New York, New York - May 1, 2015

H-2B Visa Regulations
On April 29, 2015 the Department of Labor, in conjunction with the Department of Homeland Security, issued long awaited regulations to greatly improve protections for persons coming to the U.S. on H-2B visas to work in temporary, seasonal jobs. As the program is currently constituted, labor trafficking flourished and foreign and U.S. workers alike frequently suffered from depressed wages and exploitative conditions. We applaud the government’s actions.
In terms of protections during recruitment overseas, Global Workers’ primary focus, we are encouraged to see important measures to reduce exploitation. A guaranteed contract ensures that workers who invest thousands to come will be assured to at least earn ¾ of what was promised.  Providing a contract to workers before they leave the country of origin assures that they know the conditions that the employer promised to the government and the recruiters’ promises align.  Another key improvement is the requirement that a job contractor, or US intermediary, must also prove temporary need for labor and if not, must apply with the end-beneficiary employer.  Much human trafficking occurs when middle people are bringing in workers, not the companies who will ultimately employ the worker on the property that they control.
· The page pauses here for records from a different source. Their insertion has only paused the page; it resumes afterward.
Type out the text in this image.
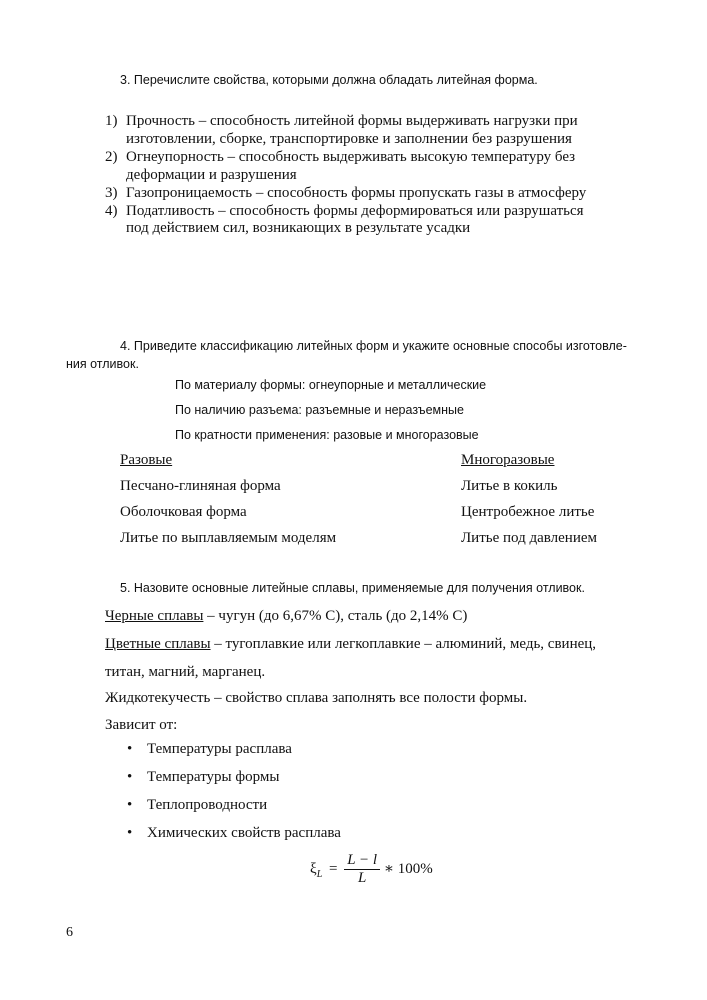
3. Перечислите свойства, которыми должна обладать литейная форма.
1) Прочность – способность литейной формы выдерживать нагрузки при
изготовлении, сборке, транспортировке и заполнении без разрушения
2) Огнеупорность – способность выдерживать высокую температуру без
деформации и разрушения
3) Газопроницаемость – способность формы пропускать газы в атмосферу
4) Податливость – способность формы деформироваться или разрушаться
под действием сил, возникающих в результате усадки
4. Приведите классификацию литейных форм и укажите основные способы изготовле-
ния отливок.
По материалу формы: огнеупорные и металлические
По наличию разъема: разъемные и неразъемные
По кратности применения: разовые и многоразовые
Разовые	Многоразовые
Песчано-глиняная форма	Литье в кокиль
Оболочковая форма	Центробежное литье
Литье по выплавляемым моделям	Литье под давлением
5. Назовите основные литейные сплавы, применяемые для получения отливок.
Черные сплавы – чугун (до 6,67% С), сталь (до 2,14% С)
Цветные сплавы – тугоплавкие или легкоплавкие – алюминий, медь, свинец,
титан, магний, марганец.
Жидкотекучесть – свойство сплава заполнять все полости формы.
Зависит от:
• Температуры расплава
• Температуры формы
• Теплопроводности
• Химических свойств расплава
$\xi_L = \frac{L - l}{L}$ ∗ 100%
6
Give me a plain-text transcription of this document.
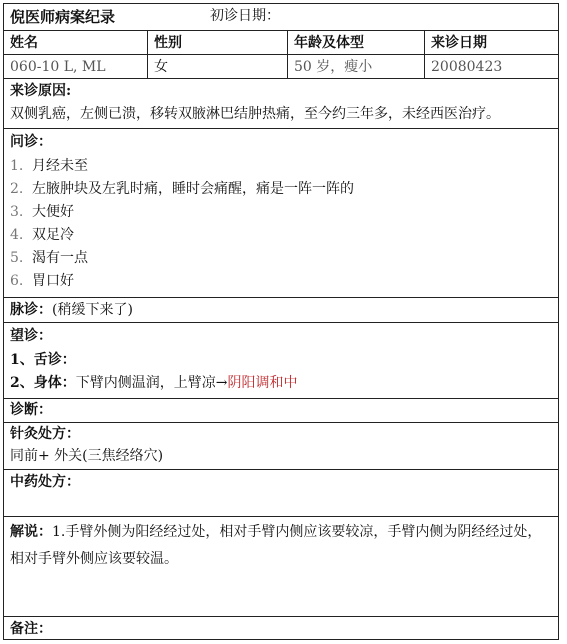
倪医师病案纪录	初诊日期：
姓名	性别	年龄及体型	来诊日期
060-10 L, ML	女	50 岁，瘦小	20080423
来诊原因:
双侧乳癌，左侧已溃，移转双腋淋巴结肿热痛，至今约三年多，未经西医治疗。
问诊：
1. 月经未至
2. 左腋肿块及左乳时痛，睡时会痛醒，痛是一阵一阵的
3. 大便好
4. 双足冷
5. 渴有一点
6. 胃口好
脉诊：(稍缓下来了)
望诊：
1、舌诊：
2、身体：下臂内侧温润，上臂凉→阴阳调和中
诊断：
针灸处方：
同前+ 外关(三焦经络穴)
中药处方：
解说：1.手臂外侧为阳经经过处，相对手臂内侧应该要较凉，手臂内侧为阴经经过处，相对手臂外侧应该要较温。
备注：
Other notable advances are the requirements that the employer covers or reimburses the workers for most of the cost of recruitment and disclosure of the recruiter supply chain, which allows for accountability and oversight of the recruitment process.
The government is now accepting comments from the public and will issue final regulations this fall. Global Workers submitted comments strongly in favor of the regulations.  If any changes are considered, we hope they are only to strengthen the protections, not decrease them due to political pressure. 
Though these regulations are welcome by many sectors, there are certain employers and Congressional members that oppose them.  We are dealing with multiple attacks.  First, a handful of employers sued to halt the regulations in court.  Though we do not expect the suit to ultimately be successful, it is a waste of government resources to defend the lawsuit and is a distraction.  Second, as of this writing, Congress is considering restricting the Department of Labor’s budget to enact these regulations, essentially cherry picking the regulations they like and do not like.  
Global Workers is part of the effort to raise the voices that support these good protections and, as always, creating conditions to reduce the exploitation of U.S and foreign workers.